Dans nos organisations aussi, le COVID a modifié nos fonctionnements. C'était quelque chose d'infiniment petit, et la Chine nous paraissait infiniment loin… Quand cette crise sanitaire est survenue, nous étions préparés à la gestion de crise mais, lorsqu’il a fallu adapter les plans à la réalité du terrain, personne ne s’est posé en mandarin, nous étions tous collègues. Il a fallu miser sur l’observation, les expériences passées ou extérieures, la créativité de chacun et le raisonnement logique pour s’adapter. A cette occasion, le décloisonnement des échanges entre acteurs, soignants ou non, a été essentiel, et rappelé cette évidence que la médecine, si elle est seule, ne peut finalement pas grand-chose. L’exemple le plus parlant a été la bataille pour fournir les moyens de protection adéquats aux soignants, ce qui a été le combat des acteurs logistique interne, des fournisseurs, des sous-traitants et des pouvoirs publics. De même, la gestion de l’hygiène repose non seulement sur les soignants, mais également et beaucoup sur les agents de service ou administratifs qui s’assurent des mesures barrières ; dans certaines situations, les ASH ou les agents d’accueil étaient finalement plus scrupuleux des nouvelles procédures et rappelaient, avec une ferme bienveillance, à tel ou tel (parfois médecin !), la conduite à tenir pour leur sécurité et celle de tous…

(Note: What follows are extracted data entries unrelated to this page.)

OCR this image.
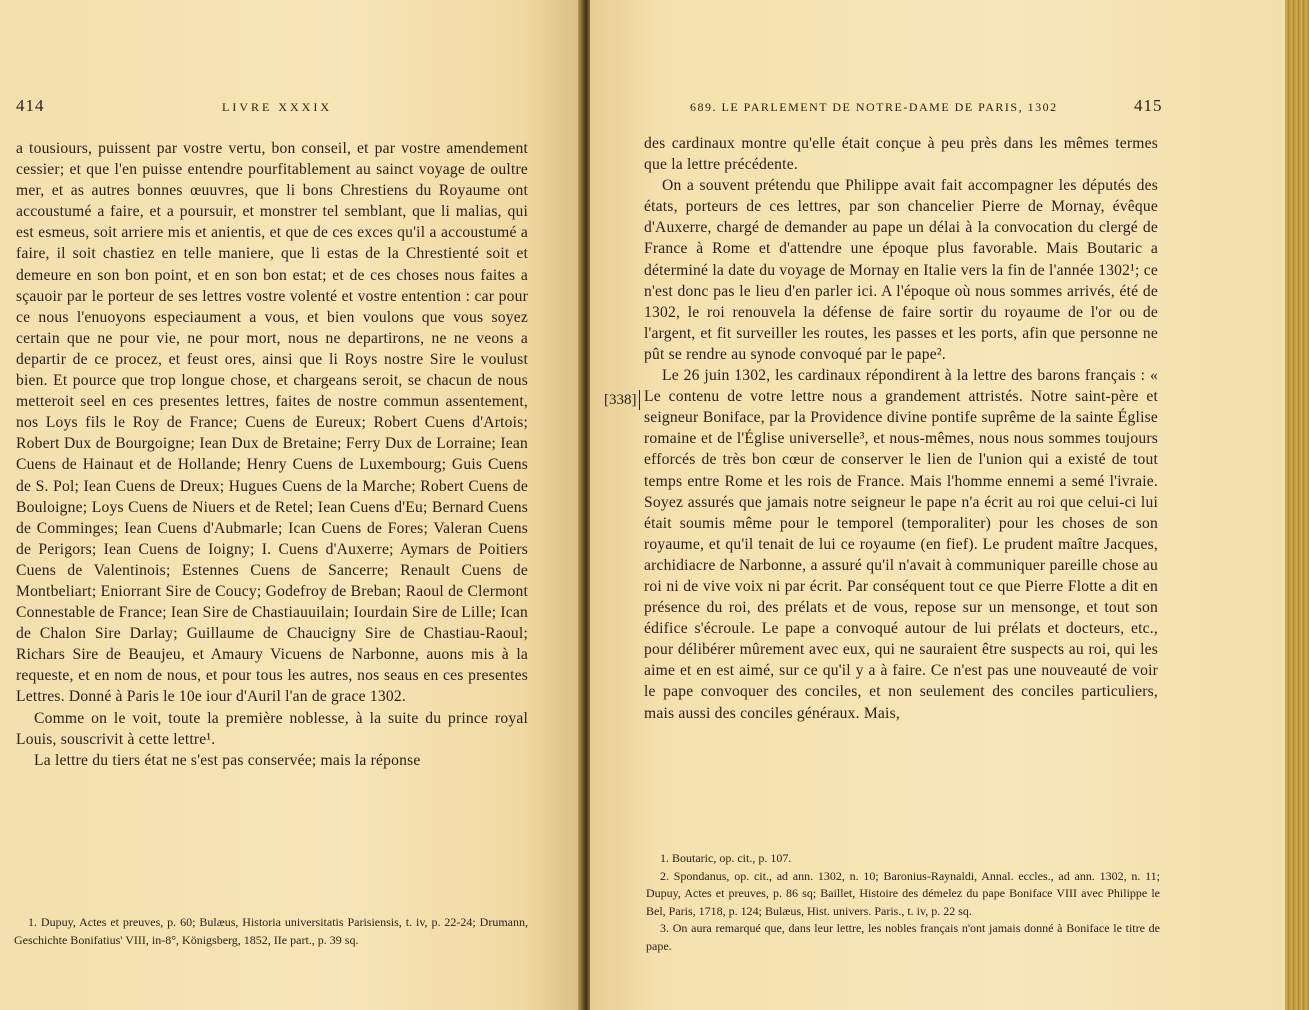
414	LIVRE XXXIX

a tousiours, puissent par vostre vertu, bon conseil, et par vostre amendement cessier; et que l'en puisse entendre pourfitablement au sainct voyage de oultre mer, et as autres bonnes œuuvres, que li bons Chrestiens du Royaume ont accoustumé a faire, et a poursuir, et monstrer tel semblant, que li malias, qui est esmeus, soit arriere mis et anientis, et que de ces exces qu'il a accoustumé a faire, il soit chastiez en telle maniere, que li estas de la Chrestienté soit et demeure en son bon point, et en son bon estat; et de ces choses nous faites a sçauoir par le porteur de ses lettres vostre volenté et vostre entention : car pour ce nous l'enuoyons especiaument a vous, et bien voulons que vous soyez certain que ne pour vie, ne pour mort, nous ne departirons, ne ne veons a departir de ce procez, et feust ores, ainsi que li Roys nostre Sire le voulust bien. Et pource que trop longue chose, et chargeans seroit, se chacun de nous metteroit seel en ces presentes lettres, faites de nostre commun assentement, nos Loys fils le Roy de France; Cuens de Eureux; Robert Cuens d'Artois; Robert Dux de Bourgoigne; Iean Dux de Bretaine; Ferry Dux de Lorraine; Iean Cuens de Hainaut et de Hollande; Henry Cuens de Luxembourg; Guis Cuens de S. Pol; Iean Cuens de Dreux; Hugues Cuens de la Marche; Robert Cuens de Bouloigne; Loys Cuens de Niuers et de Retel; Iean Cuens d'Eu; Bernard Cuens de Comminges; Iean Cuens d'Aubmarle; Ican Cuens de Fores; Valeran Cuens de Perigors; Iean Cuens de Ioigny; I. Cuens d'Auxerre; Aymars de Poitiers Cuens de Valentinois; Estennes Cuens de Sancerre; Renault Cuens de Montbeliart; Eniorrant Sire de Coucy; Godefroy de Breban; Raoul de Clermont Connestable de France; Iean Sire de Chastiauuilain; Iourdain Sire de Lille; Ican de Chalon Sire Darlay; Guillaume de Chaucigny Sire de Chastiau-Raoul; Richars Sire de Beaujeu, et Amaury Vicuens de Narbonne, auons mis à la requeste, et en nom de nous, et pour tous les autres, nos seaus en ces presentes Lettres. Donné à Paris le 10e iour d'Auril l'an de grace 1302.

Comme on le voit, toute la première noblesse, à la suite du prince royal Louis, souscrivit à cette lettre¹.

La lettre du tiers état ne s'est pas conservée; mais la réponse

1. Dupuy, Actes et preuves, p. 60; Bulæus, Historia universitatis Parisiensis, t. iv, p. 22-24; Drumann, Geschichte Bonifatius' VIII, in-8°, Königsberg, 1852, IIe part., p. 39 sq.

689. LE PARLEMENT DE NOTRE-DAME DE PARIS, 1302	415

des cardinaux montre qu'elle était conçue à peu près dans les mêmes termes que la lettre précédente.

On a souvent prétendu que Philippe avait fait accompagner les députés des états, porteurs de ces lettres, par son chancelier Pierre de Mornay, évêque d'Auxerre, chargé de demander au pape un délai à la convocation du clergé de France à Rome et d'attendre une époque plus favorable. Mais Boutaric a déterminé la date du voyage de Mornay en Italie vers la fin de l'année 1302¹; ce n'est donc pas le lieu d'en parler ici. A l'époque où nous sommes arrivés, été de 1302, le roi renouvela la défense de faire sortir du royaume de l'or ou de l'argent, et fit surveiller les routes, les passes et les ports, afin que personne ne pût se rendre au synode convoqué par le pape².

Le 26 juin 1302, les cardinaux répondirent à la lettre des barons français : « Le contenu de votre lettre nous a grandement attristés. Notre saint-père et seigneur Boniface, par la Providence divine pontife suprême de la sainte Église romaine et de l'Église universelle³, et nous-mêmes, nous nous sommes toujours efforcés de très bon cœur de conserver le lien de l'union qui a existé de tout temps entre Rome et les rois de France. Mais l'homme ennemi a semé l'ivraie. Soyez assurés que jamais notre seigneur le pape n'a écrit au roi que celui-ci lui était soumis même pour le temporel (temporaliter) pour les choses de son royaume, et qu'il tenait de lui ce royaume (en fief). Le prudent maître Jacques, archidiacre de Narbonne, a assuré qu'il n'avait à communiquer pareille chose au roi ni de vive voix ni par écrit. Par conséquent tout ce que Pierre Flotte a dit en présence du roi, des prélats et de vous, repose sur un mensonge, et tout son édifice s'écroule. Le pape a convoqué autour de lui prélats et docteurs, etc., pour délibérer mûrement avec eux, qui ne sauraient être suspects au roi, qui les aime et en est aimé, sur ce qu'il y a à faire. Ce n'est pas une nouveauté de voir le pape convoquer des conciles, et non seulement des conciles particuliers, mais aussi des conciles généraux. Mais,

1. Boutaric, op. cit., p. 107.

2. Spondanus, op. cit., ad ann. 1302, n. 10; Baronius-Raynaldi, Annal. eccles., ad ann. 1302, n. 11; Dupuy, Actes et preuves, p. 86 sq; Baillet, Histoire des démelez du pape Boniface VIII avec Philippe le Bel, Paris, 1718, p. 124; Bulæus, Hist. univers. Paris., t. iv, p. 22 sq.

3. On aura remarqué que, dans leur lettre, les nobles français n'ont jamais donné à Boniface le titre de pape.

[338]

Enfin, notre plus grand défi était de maintenir le plus de professionnels en exercice et les redéployer. Si nos établissements de santé ou médico-sociaux ont continué de fonctionner et se sont adaptés en un temps record, c’est aussi parce que des hommes et des femmes ont répondu présent et c’est notre plus grande fierté. Pour les responsables comme pour les salariés il a fallu faire preuve de souplesse et d’agilité au jour le jour, voire plusieurs fois par jour. La volonté était là, et le soutien de la Communauté nationale et des Pouvoirs publics a été déterminant pour faciliter le travail (maintien des accueils pour les enfants etc.) ; les conjoints n’ont pas été en reste, surtout ceux pour qui la garde d’enfant n’avait rien d’un choix !

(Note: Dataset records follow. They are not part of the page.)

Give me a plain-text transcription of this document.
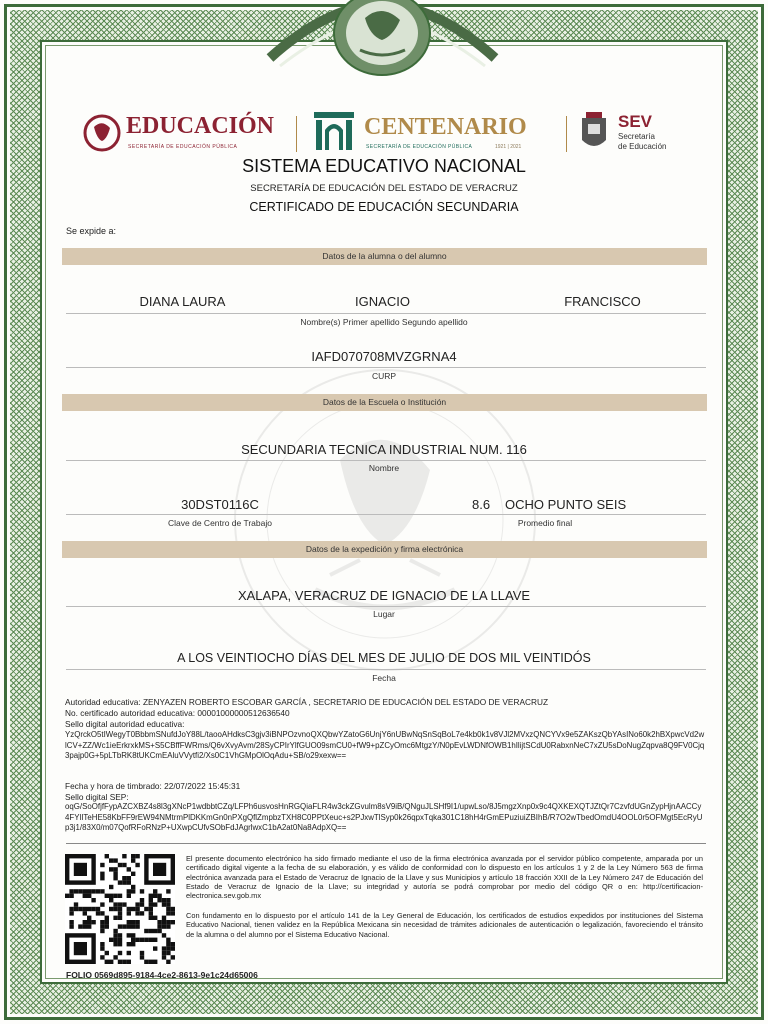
EDUCACIÓN
SECRETARÍA DE EDUCACIÓN PÚBLICA
CENTENARIO
SECRETARÍA DE EDUCACIÓN PÚBLICA	1921 | 2021
SEV
Secretaría
de Educación
SISTEMA EDUCATIVO NACIONAL
SECRETARÍA DE EDUCACIÓN DEL ESTADO DE VERACRUZ
CERTIFICADO DE EDUCACIÓN SECUNDARIA
Se expide a:
Datos de la alumna o del alumno
DIANA LAURA	IGNACIO	FRANCISCO
Nombre(s) Primer apellido Segundo apellido
IAFD070708MVZGRNA4
CURP
Datos de la Escuela o Institución
SECUNDARIA TECNICA INDUSTRIAL NUM. 116
Nombre
30DST0116C
Clave de Centro de Trabajo
8.6 OCHO PUNTO SEIS
Promedio final
Datos de la expedición y firma electrónica
XALAPA, VERACRUZ DE IGNACIO DE LA LLAVE
Lugar
A LOS VEINTIOCHO DÍAS DEL MES DE JULIO DE DOS MIL VEINTIDÓS
Fecha
Autoridad educativa: ZENYAZEN ROBERTO ESCOBAR GARCÍA , SECRETARIO DE EDUCACIÓN DEL ESTADO DE VERACRUZ
No. certificado autoridad educativa: 00001000000512636540
Sello digital autoridad educativa:
YzQrckO5tIWegyT0BbbmSNufdJoY88L/taooAHdksC3gjv3iBNPOzvnoQXQbwYZatoG6UnjY6nUBwNqSnSqBoL7e4kb0k1v8VJl2MVxzQNCYVx9e5ZAKszQbYAsINo60k2hBXpwcVd2wlCV+ZZ/Wc1ieErkrxkMS+S5CBffFWRms/Q6vXvyAvm/28SyCPIrYlfGUO09smCU0+fW9+pZCyOmc6MtgzY/N0pEvLWDNfOWB1hIlijtSCdU0RabxnNeC7xZU5sDoNugZqpva8Q9FV0Cjq3pajp0G+5pLTbRK8tUKCmEAluVVytfi2/Xs0C1VhGMpOlOqAdu+SB/o29xexw==
Fecha y hora de timbrado: 22/07/2022 15:45:31
Sello digital SEP:
oqG/SoOfjfFypAZCXBZ4s8l3gXNcP1wdbbtCZq/LFPh6usvosHnRGQiaFLR4w3ckZGvulm8sV9iB/QNguJLSHf9I1/upwLso/8J5mgzXnp0x9c4QXKEXQTJZtQr7CzvfdUGnZypHjnAACCy4FYlITeHE58KbFF9rEW94NMtrmPlDKKmGn0nPXgQflZmpbzTXH8C0PPtXeuc+s2PJxwTlSyp0k26qpxTqka301C18hH4rGmEPuziuiZBIhB/R7O2wTbedOmdU4OOL0r5OFMgt5EcRyUp3j1/83X0/m07QofRFoRNzP+UXwpCUfvSObFdJAgrlwxC1bA2at0Na8AdpXQ==
El presente documento electrónico ha sido firmado mediante el uso de la firma electrónica avanzada por el servidor público competente, amparada por un certificado digital vigente a la fecha de su elaboración, y es válido de conformidad con lo dispuesto en los artículos 1 y 2 de la Ley Número 563 de firma electrónica avanzada para el Estado de Veracruz de Ignacio de la Llave y sus Municipios y artículo 18 fracción XXII de la Ley Número 247 de Educación del Estado de Veracruz de Ignacio de la Llave; su integridad y autoría se podrá comprobar por medio del código QR o en: http://certificacion-electronica.sev.gob.mx
Con fundamento en lo dispuesto por el artículo 141 de la Ley General de Educación, los certificados de estudios expedidos por instituciones del Sistema Educativo Nacional, tienen validez en la República Mexicana sin necesidad de trámites adicionales de autenticación o legalización, favoreciendo el tránsito de la alumna o del alumno por el Sistema Educativo Nacional.
FOLIO 0569d895-9184-4ce2-8613-9e1c24d65006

Cet épisode, toujours en cours, nous éprouve et, si nous avons fait face à l’adversité sans jamais compter, les conséquences sur nos ressources économiques et sociales restent à déterminer pour ne pas risquer qu’une nouvelle crise succède à la crise…

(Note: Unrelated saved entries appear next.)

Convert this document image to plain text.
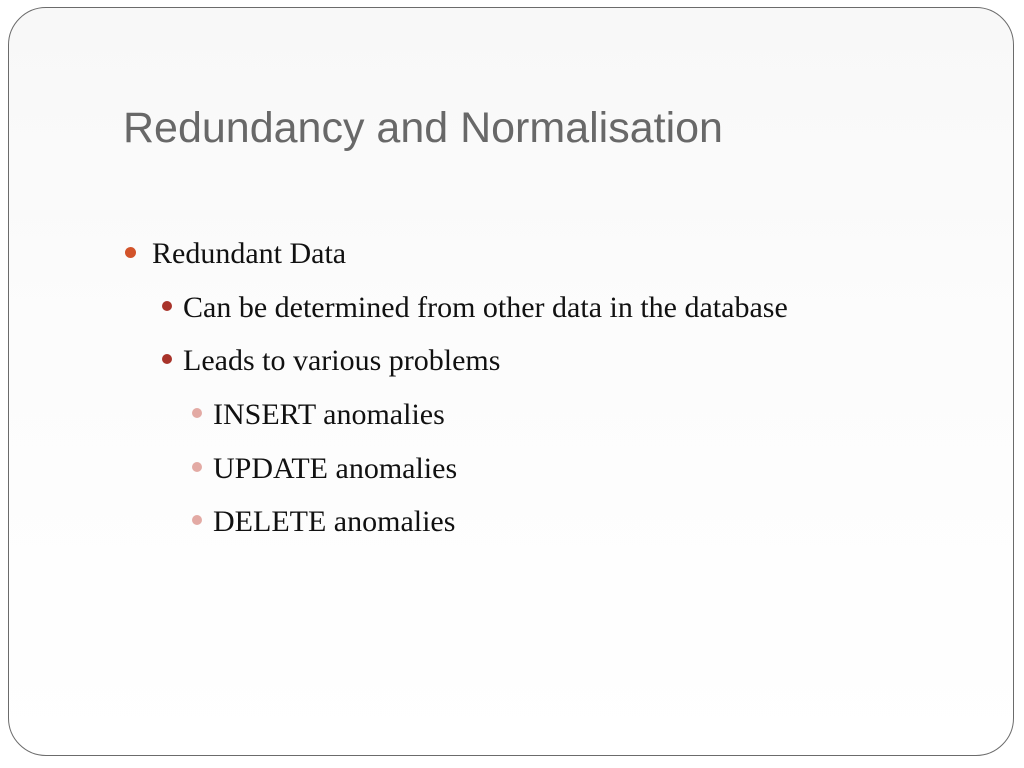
Redundancy and Normalisation
Redundant Data
Can be determined from other data in the database
Leads to various problems
INSERT anomalies
UPDATE anomalies
DELETE anomalies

Il faut espérer que nos comportements futurs, notamment « hygiénistes », ne facilitent pas le retour de ce danger collectif. Redémarrer ne sera pas chose aisée, mais reconnaissons au moins le mérite au COVID d’avoir remis le collectif à l’honneur, et d’illustrer le proverbe « tout seul on va plus vite, ensemble on va plus loin ».